There were some highwaymen who epitomised the devilish rogue of fiction and who captured the hearts and curiosity of the public. For example, the highway robber James MacLaine lived by day as a respectable gentleman in London’s St James’s, while his criminal accomplice, William Plunket, who was also presumed to be a gentleman, lived in nearby Jermyn Street. 

James MacLaine was born in 1724, the youngest of a Scottish Presbyterian minister in the north of Ireland. Educated for a career as a merchant, Maclaine took his fathers inheritance to Dublin where, aged 18, he blew the lot of foppish clothing, gambling and whores. Shunned by his family, he moved to England, married an innkeeper's daughter and set up store as a grocer. When his gambling ruined the business and his wife died, he struck up the famed criminal partnership with bankrupt apothecary owner Plunkett. With stolen pistols and horses, and their faces hidden by Venetian masks, the pair had a short but highly successful career as highwayman.

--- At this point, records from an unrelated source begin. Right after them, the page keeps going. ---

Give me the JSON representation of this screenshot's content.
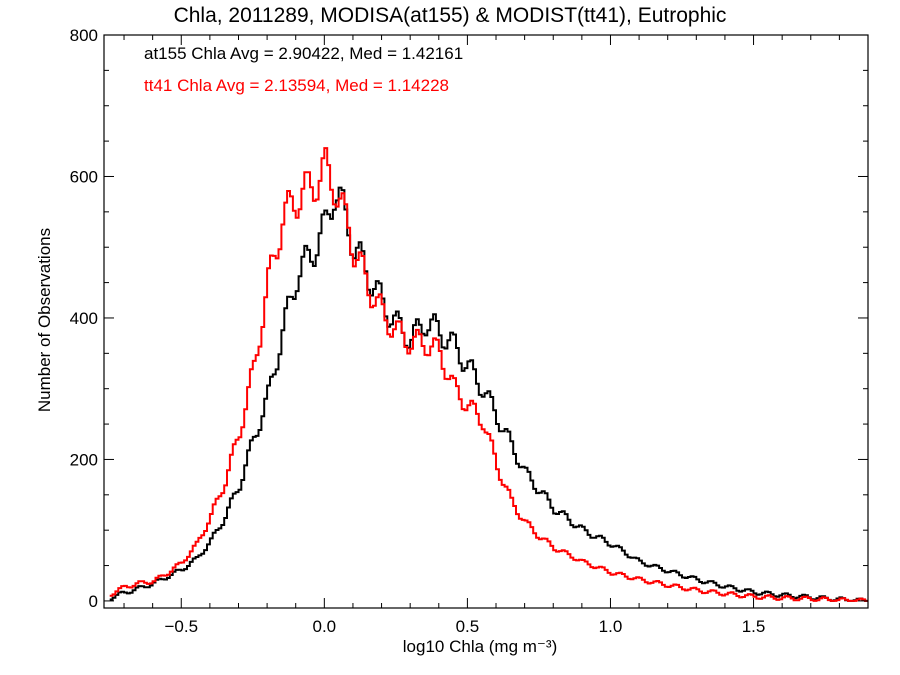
{
  "chart_data": {
    "type": "line",
    "title": "Chla, 2011289, MODISA(at155) & MODIST(tt41), Eutrophic",
    "xlabel": "log10 Chla (mg m⁻³)",
    "ylabel": "Number of Observations",
    "xlim": [
      -0.77,
      1.9
    ],
    "ylim": [
      -10,
      800
    ],
    "x_ticks": [
      -0.5,
      0.0,
      0.5,
      1.0,
      1.5
    ],
    "x_tick_labels": [
      "−0.5",
      "0.0",
      "0.5",
      "1.0",
      "1.5"
    ],
    "y_ticks": [
      0,
      200,
      400,
      600,
      800
    ],
    "y_tick_labels": [
      "0",
      "200",
      "400",
      "600",
      "800"
    ],
    "grid": false,
    "annotations": [
      {
        "text": "at155 Chla Avg = 2.90422, Med = 1.42161",
        "color": "#000000"
      },
      {
        "text": "tt41 Chla Avg = 2.13594, Med = 1.14228",
        "color": "#ff0000"
      }
    ],
    "series": [
      {
        "name": "at155",
        "color": "#000000",
        "points": [
          [
            -0.75,
            5
          ],
          [
            -0.7,
            12
          ],
          [
            -0.65,
            18
          ],
          [
            -0.6,
            25
          ],
          [
            -0.55,
            35
          ],
          [
            -0.5,
            45
          ],
          [
            -0.45,
            60
          ],
          [
            -0.4,
            85
          ],
          [
            -0.35,
            120
          ],
          [
            -0.3,
            165
          ],
          [
            -0.25,
            230
          ],
          [
            -0.2,
            290
          ],
          [
            -0.15,
            380
          ],
          [
            -0.1,
            460
          ],
          [
            -0.05,
            490
          ],
          [
            0.0,
            530
          ],
          [
            0.03,
            580
          ],
          [
            0.05,
            565
          ],
          [
            0.08,
            530
          ],
          [
            0.1,
            500
          ],
          [
            0.15,
            460
          ],
          [
            0.2,
            420
          ],
          [
            0.25,
            390
          ],
          [
            0.3,
            370
          ],
          [
            0.35,
            395
          ],
          [
            0.4,
            380
          ],
          [
            0.45,
            360
          ],
          [
            0.5,
            330
          ],
          [
            0.55,
            300
          ],
          [
            0.6,
            260
          ],
          [
            0.65,
            220
          ],
          [
            0.7,
            180
          ],
          [
            0.75,
            155
          ],
          [
            0.8,
            130
          ],
          [
            0.9,
            100
          ],
          [
            1.0,
            80
          ],
          [
            1.1,
            55
          ],
          [
            1.2,
            42
          ],
          [
            1.3,
            30
          ],
          [
            1.4,
            20
          ],
          [
            1.5,
            12
          ],
          [
            1.6,
            8
          ],
          [
            1.7,
            5
          ],
          [
            1.8,
            2
          ],
          [
            1.9,
            0
          ]
        ]
      },
      {
        "name": "tt41",
        "color": "#ff0000",
        "points": [
          [
            -0.75,
            10
          ],
          [
            -0.7,
            20
          ],
          [
            -0.65,
            25
          ],
          [
            -0.6,
            28
          ],
          [
            -0.55,
            40
          ],
          [
            -0.5,
            55
          ],
          [
            -0.45,
            80
          ],
          [
            -0.4,
            120
          ],
          [
            -0.35,
            170
          ],
          [
            -0.3,
            240
          ],
          [
            -0.25,
            330
          ],
          [
            -0.2,
            450
          ],
          [
            -0.15,
            540
          ],
          [
            -0.1,
            570
          ],
          [
            -0.05,
            585
          ],
          [
            0.0,
            610
          ],
          [
            0.03,
            590
          ],
          [
            0.05,
            560
          ],
          [
            0.08,
            530
          ],
          [
            0.1,
            495
          ],
          [
            0.15,
            445
          ],
          [
            0.2,
            405
          ],
          [
            0.25,
            380
          ],
          [
            0.3,
            365
          ],
          [
            0.35,
            365
          ],
          [
            0.4,
            350
          ],
          [
            0.45,
            300
          ],
          [
            0.5,
            275
          ],
          [
            0.55,
            255
          ],
          [
            0.6,
            190
          ],
          [
            0.65,
            140
          ],
          [
            0.7,
            110
          ],
          [
            0.75,
            90
          ],
          [
            0.8,
            75
          ],
          [
            0.9,
            55
          ],
          [
            1.0,
            40
          ],
          [
            1.1,
            30
          ],
          [
            1.2,
            22
          ],
          [
            1.3,
            15
          ],
          [
            1.4,
            10
          ],
          [
            1.5,
            6
          ],
          [
            1.6,
            4
          ],
          [
            1.7,
            3
          ],
          [
            1.8,
            1
          ],
          [
            1.9,
            0
          ]
        ]
      }
    ]
  }
}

Despite rickety beginnings (Maclaine fled from their first robbery), the pair committed around 20 hold-ups during 6 months, often in the wilds of Hyde park. As a highwayman MacLaine listed Horace Walpole, Lord Elgington and Sir Thomas Robinson among his many wealthy victims. The robberies were always conducted in a restrained and courteous fashion, earning Maclaine the gentleman highwayman tag and giving him enough money to finally live the society lifestyle he'd always craved.

Maclaine was eventually arrested when he tried to pawn lord Elgington's distinctive coat (ripped off during a hold-up on Hounslow Heath). Such was his position among the fashionable glitterati that following his capture in 1750, his trial at the Old Bailey court was a social occasion, while he reputedly received nearly 3,000 guests during his imprisonment in Newgate prison. Reputedly a great many high-society ladies, such as Lady Caroline Petersham and Miss Ashe, clamoured for an audience with him in his cell. Despite calls for MacLaine to be saved from the gallows, he was hanged at Tyburn on 3rd October of 1750, as to have spared him could have been viewed as "setting a bad example". At his hanging he simply said "May god forgive my enemies and receive my soul". His accomplice Plunkett was smart enough to escape with both his money and his life.

Maclaine is widely accepted as the original model for Macheath the Knife, charming bigamist hero of John Gay's "The Beggar's Opera".